A while back I launched an interesting conversation about the senior fare. After reading the comments and reflecting on the questions some more, here are some further thoughts:
- It’s pointless to begrudge someone getting a better deal than you. There are all kinds of fare discounts for all kinds of reasons, reasons that have little to do with any notion of justice, and to pick on seniors would be peculiar. The point of raising the senior fare is not spite.
- Several commenters correctly pointed out that imposing income verification has costs, both for administration and because it means some deserving people will go without.
- Although I think net worth is a very relevant metric, others suggest a more complicated picture. The poverty chart above shows that 75 is a much bigger dividing line than 65, but 65 is the easiest to verify. Median incomes suggest seniors are doing poorly. The OECD statistics linked to above reports that median disposable income was $27,530 for 65 and over and $33,493 for 18-64 in 2012.

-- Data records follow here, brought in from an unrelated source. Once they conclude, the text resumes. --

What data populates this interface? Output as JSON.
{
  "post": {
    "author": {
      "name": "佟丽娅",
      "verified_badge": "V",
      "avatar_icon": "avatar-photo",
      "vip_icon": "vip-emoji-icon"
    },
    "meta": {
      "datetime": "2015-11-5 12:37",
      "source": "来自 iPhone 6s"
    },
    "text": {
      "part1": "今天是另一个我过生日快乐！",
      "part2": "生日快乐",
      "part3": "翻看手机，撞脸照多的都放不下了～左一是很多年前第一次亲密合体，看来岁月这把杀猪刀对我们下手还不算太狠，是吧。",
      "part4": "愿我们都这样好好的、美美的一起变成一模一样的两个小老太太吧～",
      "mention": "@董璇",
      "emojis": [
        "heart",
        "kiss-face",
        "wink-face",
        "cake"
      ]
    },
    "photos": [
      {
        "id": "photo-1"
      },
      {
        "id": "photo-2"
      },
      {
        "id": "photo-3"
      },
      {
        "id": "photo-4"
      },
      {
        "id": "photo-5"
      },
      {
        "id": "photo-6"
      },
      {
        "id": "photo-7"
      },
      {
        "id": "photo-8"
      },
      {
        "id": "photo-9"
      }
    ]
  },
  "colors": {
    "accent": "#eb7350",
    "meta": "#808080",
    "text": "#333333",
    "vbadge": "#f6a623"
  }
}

- All that said, the equity case for senior fare in the presence of a low-income fare is not strong, and weaker than other claims on foregone revenue. It would be more progressive, as well as better for the environment, to purchase more service or reduce the low income fare with the money.
Equalizing Senior and low-income fares, rather than eliminating the senior fare entirely, addresses the second point. Among people who think transit should get more resources overall, whether they equalize because the low-income fare goes down or because the senior fare comes up depends on what you think of the value of marginal bus service.